Decimos y creemos
que Dios se hizo hombre. Se encarnó en naturaleza humana y habitó entre
nosotros. Pues bien, así fue y así se ha mostrado al mundo, a este mundo en el
que también vivimos nosotros, sus criaturas.
Y lo ha hecho de
una forma tan natural que, quizás, si no somos capaces de abrir los ojos, no le
vemos. Tan natural que ha crecido en una carpintería, la de su padre. Y tan
natural que, en ese ambiente, lleno de olores y herramientas que trabajan la
madera y la modelan para hacerla útil para nuestra vida, Jesús ha crecido, se
ha relacionado y dado a conocer.
Tan natural ha
sido su integración en este mundo que muchos se han quedado asombrado de su
sabiduría, de su forma de enseñar, con autoridad, y, sobre todo, de sus
milagros.

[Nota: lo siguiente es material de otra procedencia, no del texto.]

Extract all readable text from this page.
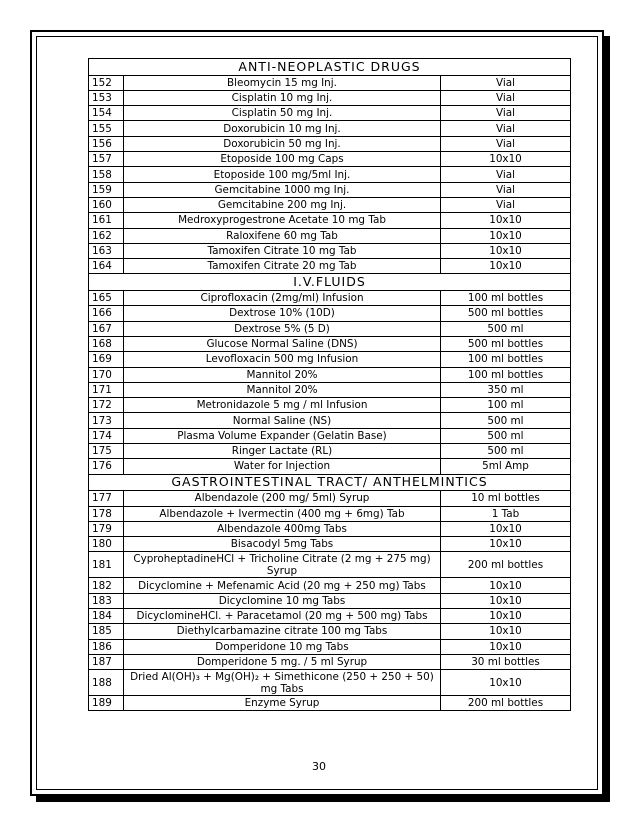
ANTI-NEOPLASTIC DRUGS		
152	Bleomycin 15 mg Inj.	Vial
153	Cisplatin 10 mg Inj.	Vial
154	Cisplatin 50 mg Inj.	Vial
155	Doxorubicin 10 mg Inj.	Vial
156	Doxorubicin 50 mg Inj.	Vial
157	Etoposide 100 mg Caps	10x10
158	Etoposide 100 mg/5ml Inj.	Vial
159	Gemcitabine 1000 mg Inj.	Vial
160	Gemcitabine 200 mg Inj.	Vial
161	Medroxyprogestrone Acetate 10 mg Tab	10x10
162	Raloxifene 60 mg Tab	10x10
163	Tamoxifen Citrate 10 mg Tab	10x10
164	Tamoxifen Citrate 20 mg Tab	10x10
I.V.FLUIDS		
165	Ciprofloxacin (2mg/ml) Infusion	100 ml bottles
166	Dextrose 10% (10D)	500 ml bottles
167	Dextrose 5% (5 D)	500 ml
168	Glucose Normal Saline (DNS)	500 ml bottles
169	Levofloxacin 500 mg Infusion	100 ml bottles
170	Mannitol 20%	100 ml bottles
171	Mannitol 20%	350 ml
172	Metronidazole 5 mg / ml Infusion	100 ml
173	Normal Saline (NS)	500 ml
174	Plasma Volume Expander (Gelatin Base)	500 ml
175	Ringer Lactate (RL)	500 ml
176	Water for Injection	5ml Amp
GASTROINTESTINAL TRACT/ ANTHELMINTICS		
177	Albendazole (200 mg/ 5ml) Syrup	10 ml bottles
178	Albendazole + Ivermectin (400 mg + 6mg) Tab	1 Tab
179	Albendazole 400mg Tabs	10x10
180	Bisacodyl 5mg Tabs	10x10
181	CyproheptadineHCl + Tricholine Citrate (2 mg + 275 mg) Syrup	200 ml bottles
182	Dicyclomine + Mefenamic Acid (20 mg + 250 mg) Tabs	10x10
183	Dicyclomine 10 mg Tabs	10x10
184	DicyclomineHCl. + Paracetamol (20 mg + 500 mg) Tabs	10x10
185	Diethylcarbamazine citrate 100 mg Tabs	10x10
186	Domperidone 10 mg Tabs	10x10
187	Domperidone 5 mg. / 5 ml Syrup	30 ml bottles
188	Dried Al(OH)₃ + Mg(OH)₂ + Simethicone (250 + 250 + 50) mg Tabs	10x10
189	Enzyme Syrup	200 ml bottles
30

Y eso ha sido así hasta el extremo que, siempre, y hoy, nos sucede también
a muchos de nosotros. ¿Quién es este Jesús? ¿De dónde le viene esa forma de
enseñar, con esa autoridad y sabiduría? ¿Acaso no es ese del que oímos hablar
desde nuestra niñez y del que hemos recibido, por parte de la Iglesia, ¡si
hemos hecho la primera comunión!, catequesis de su Vida y Obras?
Posiblemente
nosotros actuamos de la misma manera. Damos la espalda al Señor, y si creemos
en un Creador, no pensamos que Jesús tenga ninguna relación con ese Creador. No
escuchamos su Palabra ni nos importa su Vida.
La Iglesia, continuadora
de su Buena Noticia de salvación, la utilizamos como una oficina más a donde
acudimos para formalizar socialmente esos sacramentos de bautismo, confirmación
y primera, también la última, comunión. Pero nada más, todo queda ahí. Nuestra
vida continúa según nuestros criterios e ideas. La Palabra de ese Jesús que nos
proclama la Iglesia pasa desapercibida para nuestra vida.
Realmente esa es
la realidad. Poco ha cambiado desde el principio, sin embargo, gracias a Él, el
mundo se sostiene y guarda uno valores de justicia y verdad que hacen posible
la vida en muchas partes. Y en eso está la lucha. Con y en Él, el mundo tiene
sentido. Sin Él, todo es caótico, sin sentido y ruina.